Wenn ich Dein Posting richtig verstehe, ist es momentan nicht möglich, Deine
Schwester ambulant zu behandeln. Weiterhin gehe ich davon aus, daß Deine
Schwester deutliche Krankheitsanzeichen zeigt. All dies ist für ein so kleines Kind
äußerst belastend. Kinder erkennen ganz schnell wenn mit den Eltern etwas nicht stimmt, sie fühlen sich hilflos und vielleicht sogar schuldig. Mit der sogenannten "unbeschwerten Kindheit" ist es jedenfalls vorbei.
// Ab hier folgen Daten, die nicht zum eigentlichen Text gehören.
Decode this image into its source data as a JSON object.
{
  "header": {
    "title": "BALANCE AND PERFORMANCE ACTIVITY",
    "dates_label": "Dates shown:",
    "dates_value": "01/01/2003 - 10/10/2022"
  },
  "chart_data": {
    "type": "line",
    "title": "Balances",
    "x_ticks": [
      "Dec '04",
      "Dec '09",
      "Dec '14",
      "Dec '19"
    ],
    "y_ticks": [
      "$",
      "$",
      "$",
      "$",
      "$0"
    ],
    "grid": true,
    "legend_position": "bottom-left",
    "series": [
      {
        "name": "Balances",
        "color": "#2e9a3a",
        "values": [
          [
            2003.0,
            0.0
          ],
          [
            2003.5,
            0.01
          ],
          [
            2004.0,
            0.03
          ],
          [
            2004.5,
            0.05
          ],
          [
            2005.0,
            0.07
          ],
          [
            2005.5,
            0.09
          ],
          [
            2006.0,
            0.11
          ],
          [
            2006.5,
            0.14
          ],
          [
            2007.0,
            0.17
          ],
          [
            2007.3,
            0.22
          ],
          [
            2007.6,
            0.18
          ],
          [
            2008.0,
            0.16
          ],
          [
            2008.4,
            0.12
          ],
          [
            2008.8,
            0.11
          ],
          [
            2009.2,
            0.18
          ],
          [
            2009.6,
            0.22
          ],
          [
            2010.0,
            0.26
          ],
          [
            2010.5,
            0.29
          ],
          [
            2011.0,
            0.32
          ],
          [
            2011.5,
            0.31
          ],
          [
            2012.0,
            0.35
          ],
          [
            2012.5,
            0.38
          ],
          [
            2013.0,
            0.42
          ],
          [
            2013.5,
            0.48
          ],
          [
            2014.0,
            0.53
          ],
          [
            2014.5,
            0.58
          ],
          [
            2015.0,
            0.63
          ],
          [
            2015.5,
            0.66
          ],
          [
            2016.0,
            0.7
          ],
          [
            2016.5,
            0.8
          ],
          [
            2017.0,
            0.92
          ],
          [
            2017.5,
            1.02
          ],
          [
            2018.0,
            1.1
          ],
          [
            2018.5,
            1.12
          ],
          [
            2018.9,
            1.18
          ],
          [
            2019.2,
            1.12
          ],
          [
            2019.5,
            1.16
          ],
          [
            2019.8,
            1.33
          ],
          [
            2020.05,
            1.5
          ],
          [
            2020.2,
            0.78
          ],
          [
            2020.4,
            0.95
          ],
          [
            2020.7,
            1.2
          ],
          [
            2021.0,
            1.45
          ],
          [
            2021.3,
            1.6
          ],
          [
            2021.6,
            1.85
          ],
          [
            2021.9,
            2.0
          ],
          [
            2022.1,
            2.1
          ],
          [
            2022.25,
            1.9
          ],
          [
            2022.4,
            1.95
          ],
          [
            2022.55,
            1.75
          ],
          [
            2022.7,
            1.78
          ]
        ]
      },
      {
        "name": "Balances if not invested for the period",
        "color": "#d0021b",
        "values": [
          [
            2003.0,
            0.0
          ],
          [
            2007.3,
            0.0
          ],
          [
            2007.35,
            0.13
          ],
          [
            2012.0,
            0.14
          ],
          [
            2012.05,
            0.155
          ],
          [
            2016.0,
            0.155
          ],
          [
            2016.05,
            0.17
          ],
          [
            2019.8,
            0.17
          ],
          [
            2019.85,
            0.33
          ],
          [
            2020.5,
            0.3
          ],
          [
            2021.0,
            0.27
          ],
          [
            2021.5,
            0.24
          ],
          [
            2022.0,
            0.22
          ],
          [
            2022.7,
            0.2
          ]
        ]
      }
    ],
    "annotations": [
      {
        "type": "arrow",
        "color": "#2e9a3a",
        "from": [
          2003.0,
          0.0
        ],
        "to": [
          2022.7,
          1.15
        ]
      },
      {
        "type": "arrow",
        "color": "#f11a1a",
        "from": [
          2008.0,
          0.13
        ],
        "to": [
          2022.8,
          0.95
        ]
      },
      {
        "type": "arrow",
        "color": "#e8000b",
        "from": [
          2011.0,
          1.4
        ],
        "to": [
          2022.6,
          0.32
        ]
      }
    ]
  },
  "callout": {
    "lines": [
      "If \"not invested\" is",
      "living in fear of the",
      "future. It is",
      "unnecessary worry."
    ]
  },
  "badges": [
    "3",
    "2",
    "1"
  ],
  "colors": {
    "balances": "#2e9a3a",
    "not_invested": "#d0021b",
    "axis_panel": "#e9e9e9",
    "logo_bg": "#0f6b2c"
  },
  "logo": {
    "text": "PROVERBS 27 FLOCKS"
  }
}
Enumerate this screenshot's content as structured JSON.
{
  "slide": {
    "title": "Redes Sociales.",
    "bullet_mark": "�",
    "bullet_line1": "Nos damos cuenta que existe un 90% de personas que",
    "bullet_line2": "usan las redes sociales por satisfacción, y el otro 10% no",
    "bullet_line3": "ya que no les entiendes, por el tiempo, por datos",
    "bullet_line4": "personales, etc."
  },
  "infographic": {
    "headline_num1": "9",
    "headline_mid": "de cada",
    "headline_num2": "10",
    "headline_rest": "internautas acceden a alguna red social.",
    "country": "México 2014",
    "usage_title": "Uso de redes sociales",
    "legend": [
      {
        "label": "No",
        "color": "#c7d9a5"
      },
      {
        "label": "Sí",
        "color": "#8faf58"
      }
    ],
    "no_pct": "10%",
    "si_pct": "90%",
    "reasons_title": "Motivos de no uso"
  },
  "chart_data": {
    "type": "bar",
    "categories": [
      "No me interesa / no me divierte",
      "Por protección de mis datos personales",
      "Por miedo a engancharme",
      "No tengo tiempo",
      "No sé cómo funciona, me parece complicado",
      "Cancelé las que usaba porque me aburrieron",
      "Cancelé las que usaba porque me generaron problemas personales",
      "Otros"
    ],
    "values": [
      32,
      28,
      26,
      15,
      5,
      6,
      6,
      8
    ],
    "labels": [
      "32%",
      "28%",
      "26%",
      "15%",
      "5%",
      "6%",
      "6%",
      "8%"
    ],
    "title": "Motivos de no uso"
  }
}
Einen gemeinsamen Klinikaufenthalt von Mutter und Kind halte ich aus 2 Gründen
für nicht durchführbar.
1. Wer kümmert sich während der therapeutischen Sitzungen und Arbeitsgruppen
um die Kleine? Und was ich für gravierender halte -
2. Wie erlebt ein Kind das Zusammenleben mit einer ganzen Gruppe psychisch
kranker Menschen?
Ich habe selber 2 kleine Kinder und die Vorstellung wochenlang von ihnen getrennt zu sein finde ich auch fürchterlich.
Aber mal angenommen Deine Schwester wäre an Krebs erkrankt und müßte ins KH ........ dann könnte sie ihr Kind auch nicht mitnehmen und es müßte eine Betreuungslösung gefunden werden!
Ich wünsche Euch viel Kraft und Stärke um diese Krise zu bewältigen!